Starting from that same year, some of the most important Renaissance sculptures, including masterpieces by Donatello, Luca Della Robbia, Verrocchio, Michelangelo and Cellini, mostly coming from the Medici-Grand Ducal collection, were moved into the palace. Later, the museum was enriched with superb examples of bronzes, majolicas, waxes, enamels, medals, ivories, tapestries, seals and textiles, many of them coming from the Medici collections, suppressed convents and private donors.
The Museum unfolds on all three floors of the building. On the ground floor, you can admire the fascinating overall view of the courtyard and the Michelangelo Room with sculptures by Buonarroti, Cellini, Giambologna and Ammannati.

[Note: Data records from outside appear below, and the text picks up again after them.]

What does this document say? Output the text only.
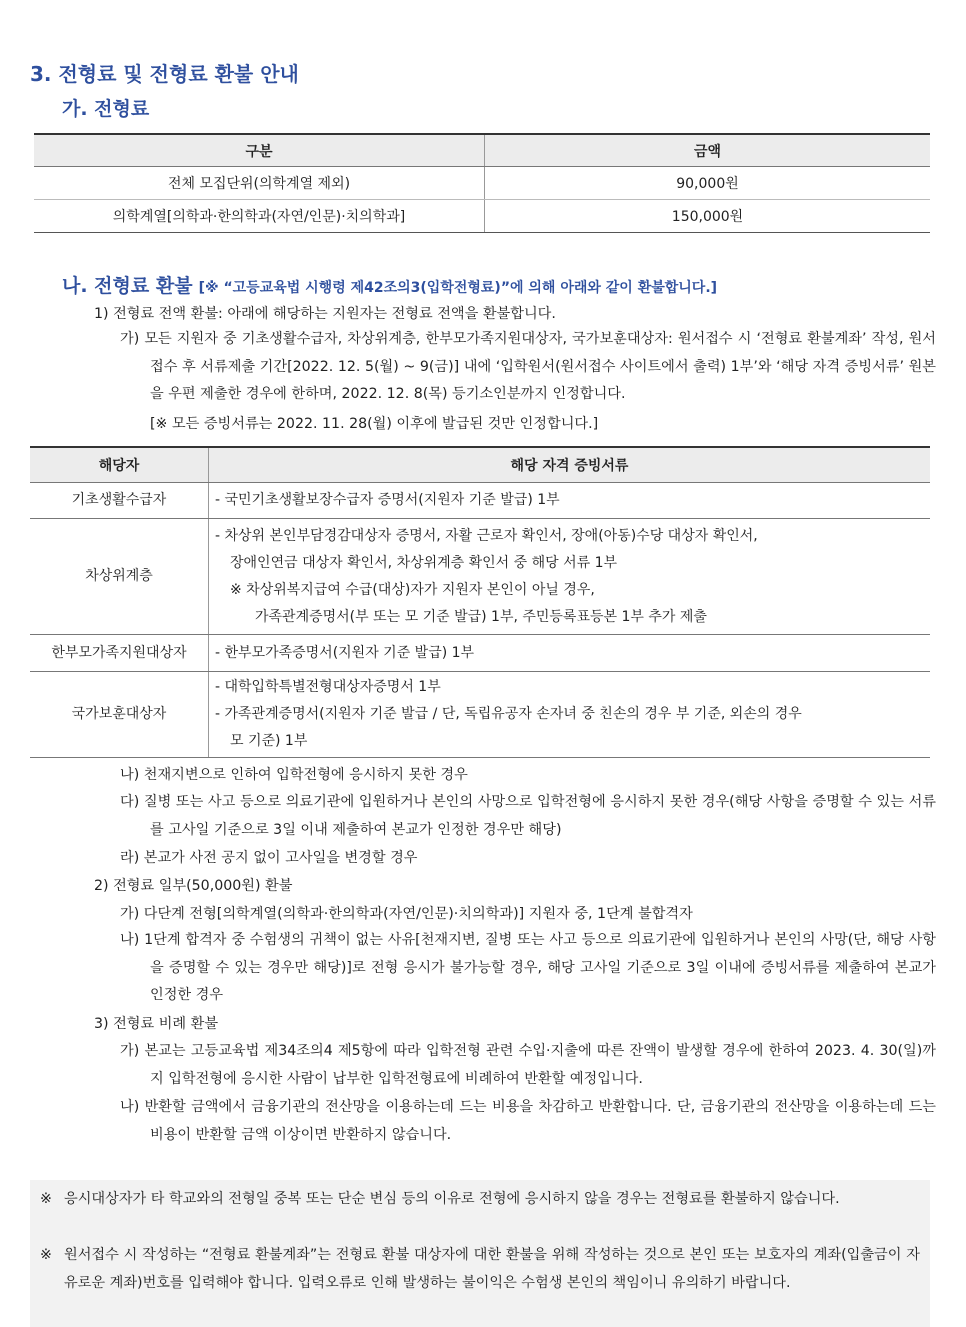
3. 전형료 및 전형료 환불 안내
가. 전형료
구분	금액
전체 모집단위(의학계열 제외)	90,000원
의학계열[의학과·한의학과(자연/인문)·치의학과]	150,000원
나. 전형료 환불 [※ “고등교육법 시행령 제42조의3(입학전형료)”에 의해 아래와 같이 환불합니다.]
1) 전형료 전액 환불: 아래에 해당하는 지원자는 전형료 전액을 환불합니다.
가) 모든 지원자 중 기초생활수급자, 차상위계층, 한부모가족지원대상자, 국가보훈대상자: 원서접수 시 ‘전형료 환불계좌’ 작성, 원서접수 후 서류제출 기간[2022. 12. 5(월) ~ 9(금)] 내에 ‘입학원서(원서접수 사이트에서 출력) 1부’와 ‘해당 자격 증빙서류’ 원본을 우편 제출한 경우에 한하며, 2022. 12. 8(목) 등기소인분까지 인정합니다.
[※ 모든 증빙서류는 2022. 11. 28(월) 이후에 발급된 것만 인정합니다.]
해당자	해당 자격 증빙서류
기초생활수급자	- 국민기초생활보장수급자 증명서(지원자 기준 발급) 1부

차상위계층	- 차상위 본인부담경감대상자 증명서, 자활 근로자 확인서, 장애(아동)수당 대상자 확인서,
장애인연금 대상자 확인서, 차상위계층 확인서 중 해당 서류 1부
※ 차상위복지급여 수급(대상)자가 지원자 본인이 아닐 경우,
가족관계증명서(부 또는 모 기준 발급) 1부, 주민등록표등본 1부 추가 제출

한부모가족지원대상자	- 한부모가족증명서(지원자 기준 발급) 1부

국가보훈대상자	- 대학입학특별전형대상자증명서 1부
- 가족관계증명서(지원자 기준 발급 / 단, 독립유공자 손자녀 중 친손의 경우 부 기준, 외손의 경우
모 기준) 1부
나) 천재지변으로 인하여 입학전형에 응시하지 못한 경우
다) 질병 또는 사고 등으로 의료기관에 입원하거나 본인의 사망으로 입학전형에 응시하지 못한 경우(해당 사항을 증명할 수 있는 서류를 고사일 기준으로 3일 이내 제출하여 본교가 인정한 경우만 해당)
라) 본교가 사전 공지 없이 고사일을 변경할 경우
2) 전형료 일부(50,000원) 환불
가) 다단계 전형[의학계열(의학과·한의학과(자연/인문)·치의학과)] 지원자 중, 1단계 불합격자
나) 1단계 합격자 중 수험생의 귀책이 없는 사유[천재지변, 질병 또는 사고 등으로 의료기관에 입원하거나 본인의 사망(단, 해당 사항을 증명할 수 있는 경우만 해당)]로 전형 응시가 불가능할 경우, 해당 고사일 기준으로 3일 이내에 증빙서류를 제출하여 본교가 인정한 경우
3) 전형료 비례 환불
가) 본교는 고등교육법 제34조의4 제5항에 따라 입학전형 관련 수입·지출에 따른 잔액이 발생할 경우에 한하여 2023. 4. 30(일)까지 입학전형에 응시한 사람이 납부한 입학전형료에 비례하여 반환할 예정입니다.
나) 반환할 금액에서 금융기관의 전산망을 이용하는데 드는 비용을 차감하고 반환합니다. 단, 금융기관의 전산망을 이용하는데 드는 비용이 반환할 금액 이상이면 반환하지 않습니다.
※ 응시대상자가 타 학교와의 전형일 중복 또는 단순 변심 등의 이유로 전형에 응시하지 않을 경우는 전형료를 환불하지 않습니다.
※ 원서접수 시 작성하는 “전형료 환불계좌”는 전형료 환불 대상자에 대한 환불을 위해 작성하는 것으로 본인 또는 보호자의 계좌(입출금이 자유로운 계좌)번호를 입력해야 합니다. 입력오류로 인해 발생하는 불이익은 수험생 본인의 책임이니 유의하기 바랍니다.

On the first floor, we can see the imposing Sala di Donatello with the most acclaimed works by Florentine artists (David, Attis, San Giorgio, Marzocco just to name a few), the majolica sculptures by Luca Della Robbia and bronze artworks by Ghiberti and Brunelleschi. On this same floor, we can also admire collections of Islamic art, paintings and statues from the Carrand donation, the Chapel (with the oldest effigy of Dante Alighieri), the Sala degli Avori, the Sala del Trecento and the Sala delle Maioliche Italiane.
On the top floor, we can see one of the main collections of masterpieces by Andrea and Giovanni Della Robbia, as well as the Sala dei Bronzetti, the Sala di Verrocchio, the Sala del Medagliere and the Sala dell’Armeria, where surviving pieces of the Medici’s army’s armoury are exhibited.